I'm PizzaHut waiter.

For example, in Spring BeanFactory This is the pattern used: the getBean method takes the Bean's type / name as a parameter and returns the corresponding Bean. The Calendar class in JDK also uses this mode:

public static Calendar getInstance(TimeZone zone, Locale aLocale) {
    ...
    // Create different Calendar instances based on parameters
    if (aLocale.hasExtensions()) {
        String caltype = aLocale.getUnicodeLocaleType("ca");
        if (caltype != null) {
            switch (caltype) {
            case "buddhist":
            cal = new BuddhistCalendar(zone, aLocale);
                break;
            case "japanese":
                cal = new JapaneseImperialCalendar(zone, aLocale);
                break;
            case "gregory":
                cal = new GregorianCalendar(zone, aLocale);
                break;
            }
        }
    }
    ...
}

If the instance type is relatively fixed, the above pattern can meet the requirements well. However, if the instance type is uncertain, the original method needs to be changed whenever a new type needs to be added, and the opening and closing principles are not well followed. So there's a second type.

3.2 plant type 2

It's still an example of a hotel.
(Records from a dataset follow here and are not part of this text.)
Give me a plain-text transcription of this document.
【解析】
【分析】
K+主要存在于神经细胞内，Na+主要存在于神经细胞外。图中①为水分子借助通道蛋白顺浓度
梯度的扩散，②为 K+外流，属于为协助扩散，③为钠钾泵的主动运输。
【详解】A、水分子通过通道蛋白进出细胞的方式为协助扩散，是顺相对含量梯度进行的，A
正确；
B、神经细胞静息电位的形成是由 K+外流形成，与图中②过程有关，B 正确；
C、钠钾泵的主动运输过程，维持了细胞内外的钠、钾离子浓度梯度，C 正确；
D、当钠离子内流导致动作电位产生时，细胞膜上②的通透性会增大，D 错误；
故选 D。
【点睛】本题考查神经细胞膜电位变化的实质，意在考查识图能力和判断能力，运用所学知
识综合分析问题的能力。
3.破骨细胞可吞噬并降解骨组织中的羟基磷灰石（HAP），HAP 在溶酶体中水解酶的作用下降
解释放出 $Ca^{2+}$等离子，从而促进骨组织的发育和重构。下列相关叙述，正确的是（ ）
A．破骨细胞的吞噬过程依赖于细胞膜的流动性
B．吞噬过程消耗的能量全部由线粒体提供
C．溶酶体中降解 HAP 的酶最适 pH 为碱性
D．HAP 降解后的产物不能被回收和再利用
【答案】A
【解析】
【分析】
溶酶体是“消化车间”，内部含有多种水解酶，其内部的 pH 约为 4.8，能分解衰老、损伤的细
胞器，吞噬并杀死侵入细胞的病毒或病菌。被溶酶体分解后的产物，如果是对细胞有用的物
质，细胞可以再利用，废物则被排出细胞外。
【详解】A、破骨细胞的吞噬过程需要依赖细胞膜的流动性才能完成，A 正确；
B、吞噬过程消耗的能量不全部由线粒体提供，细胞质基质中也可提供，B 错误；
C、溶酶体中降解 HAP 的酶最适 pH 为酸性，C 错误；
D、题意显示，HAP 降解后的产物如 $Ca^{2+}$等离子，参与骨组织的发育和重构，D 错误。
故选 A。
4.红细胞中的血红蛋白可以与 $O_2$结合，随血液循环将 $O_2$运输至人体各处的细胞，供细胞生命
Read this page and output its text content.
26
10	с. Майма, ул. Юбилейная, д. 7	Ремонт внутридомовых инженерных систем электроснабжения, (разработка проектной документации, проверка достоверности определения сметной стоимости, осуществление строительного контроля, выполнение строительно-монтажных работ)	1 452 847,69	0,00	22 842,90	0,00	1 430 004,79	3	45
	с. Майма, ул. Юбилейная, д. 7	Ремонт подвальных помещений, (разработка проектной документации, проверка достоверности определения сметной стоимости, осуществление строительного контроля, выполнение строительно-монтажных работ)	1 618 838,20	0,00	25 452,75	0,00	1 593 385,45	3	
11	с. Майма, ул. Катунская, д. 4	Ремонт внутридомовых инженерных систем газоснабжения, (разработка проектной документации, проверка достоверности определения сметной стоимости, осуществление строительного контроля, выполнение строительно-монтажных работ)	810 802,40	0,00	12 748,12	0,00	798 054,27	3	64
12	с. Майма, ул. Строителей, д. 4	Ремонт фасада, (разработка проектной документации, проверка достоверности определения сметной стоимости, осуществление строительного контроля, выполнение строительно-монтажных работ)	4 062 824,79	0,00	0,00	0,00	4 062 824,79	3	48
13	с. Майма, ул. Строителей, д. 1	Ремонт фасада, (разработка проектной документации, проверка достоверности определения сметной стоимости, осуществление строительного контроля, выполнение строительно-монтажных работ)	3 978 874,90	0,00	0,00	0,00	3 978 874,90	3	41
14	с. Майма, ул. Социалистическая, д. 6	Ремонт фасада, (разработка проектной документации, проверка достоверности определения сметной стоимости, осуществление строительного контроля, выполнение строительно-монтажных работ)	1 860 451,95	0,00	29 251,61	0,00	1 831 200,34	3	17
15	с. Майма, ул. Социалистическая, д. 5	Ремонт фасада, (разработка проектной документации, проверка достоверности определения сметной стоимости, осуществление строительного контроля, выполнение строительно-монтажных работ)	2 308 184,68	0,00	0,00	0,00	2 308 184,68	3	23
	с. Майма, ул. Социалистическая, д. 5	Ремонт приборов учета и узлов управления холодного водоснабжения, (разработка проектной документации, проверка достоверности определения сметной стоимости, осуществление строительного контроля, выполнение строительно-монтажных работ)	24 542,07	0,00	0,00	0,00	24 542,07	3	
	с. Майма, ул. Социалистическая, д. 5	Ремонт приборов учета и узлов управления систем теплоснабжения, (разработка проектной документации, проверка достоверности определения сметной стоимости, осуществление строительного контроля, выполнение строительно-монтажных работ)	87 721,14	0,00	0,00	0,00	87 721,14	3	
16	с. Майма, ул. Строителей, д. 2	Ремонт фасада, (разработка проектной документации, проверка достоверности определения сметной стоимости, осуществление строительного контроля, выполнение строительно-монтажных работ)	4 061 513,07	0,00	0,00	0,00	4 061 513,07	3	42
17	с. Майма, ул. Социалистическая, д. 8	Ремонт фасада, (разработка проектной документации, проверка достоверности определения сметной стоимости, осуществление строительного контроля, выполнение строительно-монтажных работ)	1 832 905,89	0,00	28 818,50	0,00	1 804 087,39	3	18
We define a factory as follows:

public class Test {
    public static void main(String[] args) {
        KFCFactory kfcFactory = new KFCFactory();
        PizzaHutFactory pizzaHutFactory = new PizzaHutFactory();
        Restaurant kfc = kfcFactory.createRestaurant();
        Restaurant pizzaHut = pizzaHutFactory.createRestaurant();
        kfc.getCook();
        pizzaHut.getWaiter();
    }
}

class KFCFactory {
    Restaurant createRestaurant() {
        return new KFC();
    }
}

class PizzaHutFactory {
    Restaurant createRestaurant() {
        return new PizzaHut();
    }
}

Output:

I'm KFC cook.
I'm PizzaHut waiter.

In the above method, for each new category, you only need to add a corresponding factory. The original factory method and instance do not need to be modified. as LoggerFactory It's this type of factory model:

public static Logger getLogger(String name) {
    // getLogger is ultimately delegated to ILoggerFactory.
    // To add a new Logger acquisition method, you only need to add an implementation class of ILoggerFactory, which is highly extensible.
    ILoggerFactory iLoggerFactory = getILoggerFactory();
    return iLoggerFactory.getLogger(name);
}

But in this way, for each category, there should be a factory class, which has a relatively high complexity. In practice, the first type is frequently used.

4 Summary

Factory method pattern is a widely used creation pattern, which can be seen in almost all open source frameworks. Typically, the factory class ends with the word factory: -).